Rococo’s Master Chocolatier, Laurent, has over 25 years of pastry experience and 10 years of chocolate experience. Regarding technical skill, anything this man does not know about chocolate work is not worth knowing, and he knows a lot. Since Laurent has come to lead the team at Rococo I have seen a distinct change in their flavours, and for the better. Laurent has also introduced seasonal collections, this being part of the Summer collection, and he is very open to feedback and critique, which I find admirable. Unfortunately, I found this the least well rounded of Rococo’s collection shown last night. It has been lovely to see this particular flavour evolve over the past couple of months and I do think they are just very, nearly there [the first sample I tried was reminiscent of a good pasta pesto], however I found the olive oil a lot heavier than William’s, leaving a fatty coating in the mouth. There was a very crisp, clean lemon flavour, reminiscent of lounging under the shade of lemon groves in Sicily, which I enjoyed but it did overpower the flavour of the chocolate. The end note, however, was very pleasing; a refreshing lemon sparkle with a delicate basil top note. It is an amiable chocolate but I think if they bought the chocolate flavour forward and pulled back a little with the olive oil it would be perhaps the star of their summer collection.

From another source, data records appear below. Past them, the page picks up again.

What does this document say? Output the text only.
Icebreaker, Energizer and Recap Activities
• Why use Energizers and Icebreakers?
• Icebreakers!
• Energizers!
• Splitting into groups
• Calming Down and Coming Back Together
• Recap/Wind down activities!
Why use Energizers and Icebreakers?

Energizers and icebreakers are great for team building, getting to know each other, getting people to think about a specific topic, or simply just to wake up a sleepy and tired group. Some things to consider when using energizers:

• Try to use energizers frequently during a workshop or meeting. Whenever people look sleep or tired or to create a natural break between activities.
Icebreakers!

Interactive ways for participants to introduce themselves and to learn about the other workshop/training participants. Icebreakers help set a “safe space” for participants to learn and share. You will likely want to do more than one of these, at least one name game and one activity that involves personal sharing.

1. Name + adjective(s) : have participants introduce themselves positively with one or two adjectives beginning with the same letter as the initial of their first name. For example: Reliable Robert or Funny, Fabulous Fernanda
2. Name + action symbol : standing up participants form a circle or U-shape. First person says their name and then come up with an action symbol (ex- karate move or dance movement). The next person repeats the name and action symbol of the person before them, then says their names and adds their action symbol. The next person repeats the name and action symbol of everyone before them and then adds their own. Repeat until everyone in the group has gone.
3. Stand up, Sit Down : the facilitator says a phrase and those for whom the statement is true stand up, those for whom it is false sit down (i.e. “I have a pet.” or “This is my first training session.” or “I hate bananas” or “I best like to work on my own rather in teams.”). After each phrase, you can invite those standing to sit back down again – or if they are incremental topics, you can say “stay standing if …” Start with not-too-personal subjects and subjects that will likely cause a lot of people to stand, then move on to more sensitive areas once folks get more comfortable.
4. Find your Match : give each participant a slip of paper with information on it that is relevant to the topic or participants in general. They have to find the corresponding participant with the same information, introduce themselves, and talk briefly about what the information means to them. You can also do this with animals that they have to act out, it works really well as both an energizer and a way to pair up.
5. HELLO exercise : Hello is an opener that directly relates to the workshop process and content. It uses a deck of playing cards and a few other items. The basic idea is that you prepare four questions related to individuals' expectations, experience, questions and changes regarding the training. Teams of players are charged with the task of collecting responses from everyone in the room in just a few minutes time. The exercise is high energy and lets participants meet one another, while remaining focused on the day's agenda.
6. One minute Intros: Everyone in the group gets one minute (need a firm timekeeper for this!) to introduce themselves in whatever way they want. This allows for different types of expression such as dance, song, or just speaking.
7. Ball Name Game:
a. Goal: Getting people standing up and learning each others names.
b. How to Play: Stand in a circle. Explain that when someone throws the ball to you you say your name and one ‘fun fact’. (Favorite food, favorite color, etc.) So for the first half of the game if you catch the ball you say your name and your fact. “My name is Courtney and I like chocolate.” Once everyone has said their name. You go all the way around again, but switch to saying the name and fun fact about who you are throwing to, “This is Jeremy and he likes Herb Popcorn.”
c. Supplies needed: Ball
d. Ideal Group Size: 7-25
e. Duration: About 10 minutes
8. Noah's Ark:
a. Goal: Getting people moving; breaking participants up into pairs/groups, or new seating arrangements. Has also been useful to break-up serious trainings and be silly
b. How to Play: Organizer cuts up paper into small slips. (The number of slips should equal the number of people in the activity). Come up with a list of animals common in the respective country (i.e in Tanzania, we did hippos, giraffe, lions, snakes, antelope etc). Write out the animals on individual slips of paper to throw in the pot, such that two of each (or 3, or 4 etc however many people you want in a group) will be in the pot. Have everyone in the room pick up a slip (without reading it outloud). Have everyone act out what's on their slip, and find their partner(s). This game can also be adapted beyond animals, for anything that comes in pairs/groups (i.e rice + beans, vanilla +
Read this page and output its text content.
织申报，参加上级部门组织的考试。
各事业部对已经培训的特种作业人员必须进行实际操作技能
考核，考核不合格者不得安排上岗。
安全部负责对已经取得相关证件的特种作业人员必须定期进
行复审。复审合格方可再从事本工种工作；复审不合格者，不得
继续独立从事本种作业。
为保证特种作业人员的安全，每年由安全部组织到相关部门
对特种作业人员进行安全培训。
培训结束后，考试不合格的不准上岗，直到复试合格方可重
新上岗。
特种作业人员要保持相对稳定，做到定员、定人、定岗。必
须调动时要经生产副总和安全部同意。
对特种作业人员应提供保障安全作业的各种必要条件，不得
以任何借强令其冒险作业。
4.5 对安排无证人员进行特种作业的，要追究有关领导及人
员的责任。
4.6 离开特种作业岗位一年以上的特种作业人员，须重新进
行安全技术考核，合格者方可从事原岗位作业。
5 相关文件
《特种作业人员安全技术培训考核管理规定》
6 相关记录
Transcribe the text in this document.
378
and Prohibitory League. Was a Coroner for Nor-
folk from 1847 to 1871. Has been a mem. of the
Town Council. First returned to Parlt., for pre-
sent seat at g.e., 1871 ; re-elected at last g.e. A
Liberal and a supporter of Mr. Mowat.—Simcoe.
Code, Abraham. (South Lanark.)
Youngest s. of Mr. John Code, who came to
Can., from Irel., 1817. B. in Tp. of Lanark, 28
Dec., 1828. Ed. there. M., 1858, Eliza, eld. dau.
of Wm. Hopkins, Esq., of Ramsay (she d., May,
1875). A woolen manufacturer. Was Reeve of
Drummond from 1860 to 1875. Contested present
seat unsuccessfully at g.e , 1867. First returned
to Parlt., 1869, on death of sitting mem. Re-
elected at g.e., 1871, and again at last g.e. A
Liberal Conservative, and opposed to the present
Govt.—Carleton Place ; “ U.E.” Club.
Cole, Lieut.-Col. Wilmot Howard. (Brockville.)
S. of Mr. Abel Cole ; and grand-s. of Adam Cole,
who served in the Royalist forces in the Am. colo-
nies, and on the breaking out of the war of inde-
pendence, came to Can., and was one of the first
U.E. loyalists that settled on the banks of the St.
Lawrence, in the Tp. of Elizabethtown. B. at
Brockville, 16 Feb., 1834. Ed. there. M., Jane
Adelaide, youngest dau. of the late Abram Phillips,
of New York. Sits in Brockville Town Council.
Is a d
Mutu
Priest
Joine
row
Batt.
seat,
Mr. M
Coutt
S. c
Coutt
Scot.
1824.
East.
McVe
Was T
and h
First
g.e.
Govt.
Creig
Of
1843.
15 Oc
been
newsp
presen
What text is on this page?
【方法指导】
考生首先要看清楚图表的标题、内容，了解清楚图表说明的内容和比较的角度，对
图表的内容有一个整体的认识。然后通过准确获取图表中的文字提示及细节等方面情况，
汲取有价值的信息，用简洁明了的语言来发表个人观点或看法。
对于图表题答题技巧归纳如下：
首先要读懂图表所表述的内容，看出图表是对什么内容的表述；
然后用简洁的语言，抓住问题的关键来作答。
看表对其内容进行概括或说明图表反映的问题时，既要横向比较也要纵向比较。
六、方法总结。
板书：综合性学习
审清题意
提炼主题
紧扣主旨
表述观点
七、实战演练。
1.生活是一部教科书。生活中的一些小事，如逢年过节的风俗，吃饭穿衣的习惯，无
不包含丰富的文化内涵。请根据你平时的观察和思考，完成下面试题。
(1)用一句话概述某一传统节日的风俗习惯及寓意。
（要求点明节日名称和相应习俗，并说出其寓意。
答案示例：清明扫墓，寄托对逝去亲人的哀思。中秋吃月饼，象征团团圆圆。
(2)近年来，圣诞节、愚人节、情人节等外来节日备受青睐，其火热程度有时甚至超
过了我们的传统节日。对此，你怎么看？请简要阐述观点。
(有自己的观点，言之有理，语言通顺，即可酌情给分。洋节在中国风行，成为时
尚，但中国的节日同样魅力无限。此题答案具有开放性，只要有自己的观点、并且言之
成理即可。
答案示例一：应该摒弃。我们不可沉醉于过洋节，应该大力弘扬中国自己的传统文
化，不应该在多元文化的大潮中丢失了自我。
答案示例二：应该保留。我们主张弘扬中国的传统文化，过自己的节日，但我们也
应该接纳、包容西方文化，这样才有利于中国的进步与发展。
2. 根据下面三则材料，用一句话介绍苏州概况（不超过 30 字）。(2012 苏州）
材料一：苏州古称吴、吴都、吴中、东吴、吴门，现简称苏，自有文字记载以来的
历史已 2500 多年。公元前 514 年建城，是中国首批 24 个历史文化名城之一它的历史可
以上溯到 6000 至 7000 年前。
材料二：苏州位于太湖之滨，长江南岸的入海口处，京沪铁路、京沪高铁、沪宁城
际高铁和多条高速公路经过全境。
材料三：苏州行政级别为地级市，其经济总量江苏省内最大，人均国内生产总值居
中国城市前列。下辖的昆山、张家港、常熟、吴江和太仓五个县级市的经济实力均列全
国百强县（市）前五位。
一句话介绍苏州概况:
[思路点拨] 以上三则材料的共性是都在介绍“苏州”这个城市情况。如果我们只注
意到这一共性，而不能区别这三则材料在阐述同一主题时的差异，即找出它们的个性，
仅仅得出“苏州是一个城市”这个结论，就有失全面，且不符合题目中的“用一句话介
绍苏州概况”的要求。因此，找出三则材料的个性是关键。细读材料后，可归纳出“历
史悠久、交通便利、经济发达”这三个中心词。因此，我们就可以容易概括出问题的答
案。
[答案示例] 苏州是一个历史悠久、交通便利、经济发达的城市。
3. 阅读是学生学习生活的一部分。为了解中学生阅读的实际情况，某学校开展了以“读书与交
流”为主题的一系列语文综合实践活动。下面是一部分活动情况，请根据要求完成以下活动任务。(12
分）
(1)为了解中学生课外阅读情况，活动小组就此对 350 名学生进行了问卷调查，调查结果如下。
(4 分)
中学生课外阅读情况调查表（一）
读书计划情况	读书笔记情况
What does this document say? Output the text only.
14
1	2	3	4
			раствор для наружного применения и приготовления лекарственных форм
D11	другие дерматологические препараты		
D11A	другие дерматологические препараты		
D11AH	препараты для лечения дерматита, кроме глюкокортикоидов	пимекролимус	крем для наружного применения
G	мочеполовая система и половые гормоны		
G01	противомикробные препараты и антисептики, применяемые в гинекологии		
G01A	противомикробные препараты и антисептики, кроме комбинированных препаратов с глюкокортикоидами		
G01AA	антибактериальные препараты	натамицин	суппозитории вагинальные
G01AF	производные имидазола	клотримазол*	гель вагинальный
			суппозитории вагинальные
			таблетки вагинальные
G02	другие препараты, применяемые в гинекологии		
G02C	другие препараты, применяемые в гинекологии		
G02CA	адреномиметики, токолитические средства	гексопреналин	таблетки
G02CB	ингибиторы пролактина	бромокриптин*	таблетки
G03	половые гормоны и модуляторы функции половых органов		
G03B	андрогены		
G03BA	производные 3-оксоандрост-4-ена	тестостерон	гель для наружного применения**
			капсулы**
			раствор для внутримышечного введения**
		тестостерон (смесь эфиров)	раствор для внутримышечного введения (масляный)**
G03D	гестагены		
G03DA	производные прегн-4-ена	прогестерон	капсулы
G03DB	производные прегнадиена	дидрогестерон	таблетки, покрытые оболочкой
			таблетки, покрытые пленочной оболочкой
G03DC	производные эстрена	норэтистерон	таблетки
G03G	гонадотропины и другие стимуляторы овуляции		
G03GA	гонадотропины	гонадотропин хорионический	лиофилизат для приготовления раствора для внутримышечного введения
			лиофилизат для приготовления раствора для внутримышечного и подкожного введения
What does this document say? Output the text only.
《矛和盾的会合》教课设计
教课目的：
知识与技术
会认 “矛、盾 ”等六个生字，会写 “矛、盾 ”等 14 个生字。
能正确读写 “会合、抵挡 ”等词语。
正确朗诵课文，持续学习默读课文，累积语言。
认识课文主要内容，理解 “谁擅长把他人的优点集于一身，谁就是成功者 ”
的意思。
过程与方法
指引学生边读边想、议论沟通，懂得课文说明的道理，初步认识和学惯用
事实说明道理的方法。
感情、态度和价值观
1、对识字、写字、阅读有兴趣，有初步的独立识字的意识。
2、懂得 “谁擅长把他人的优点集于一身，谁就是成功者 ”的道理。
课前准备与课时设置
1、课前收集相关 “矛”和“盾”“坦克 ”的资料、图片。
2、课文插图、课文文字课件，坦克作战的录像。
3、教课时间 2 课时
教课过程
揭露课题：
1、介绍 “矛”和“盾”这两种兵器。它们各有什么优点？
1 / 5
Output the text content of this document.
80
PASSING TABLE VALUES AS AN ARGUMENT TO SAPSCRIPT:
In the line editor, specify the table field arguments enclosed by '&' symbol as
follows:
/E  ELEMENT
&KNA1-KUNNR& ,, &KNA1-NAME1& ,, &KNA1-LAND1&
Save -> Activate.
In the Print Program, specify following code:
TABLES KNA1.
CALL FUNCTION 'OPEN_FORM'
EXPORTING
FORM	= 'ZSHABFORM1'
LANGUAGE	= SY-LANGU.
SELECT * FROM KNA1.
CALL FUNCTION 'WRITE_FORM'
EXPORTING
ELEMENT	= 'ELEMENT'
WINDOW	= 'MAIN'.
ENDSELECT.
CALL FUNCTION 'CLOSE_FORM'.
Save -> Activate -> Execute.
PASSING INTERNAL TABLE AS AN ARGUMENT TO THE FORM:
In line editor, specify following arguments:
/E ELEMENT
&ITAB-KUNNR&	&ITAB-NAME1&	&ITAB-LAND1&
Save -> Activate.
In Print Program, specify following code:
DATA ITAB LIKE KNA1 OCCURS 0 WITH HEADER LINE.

Unfortunately, I have to say that the conditions of tasting were disastrous on that evening and this didn’t help reflect the actual quality of Paul, William or my work. Critics are always welcome as this helps make recipes and flavors evolve to reach perfection, but we have to ensure that we can present our products at their best in the best tasting environment
I personally may have gone for a bit more lemon and less basil, and really the olive oil bit is pretty much down to personal taste.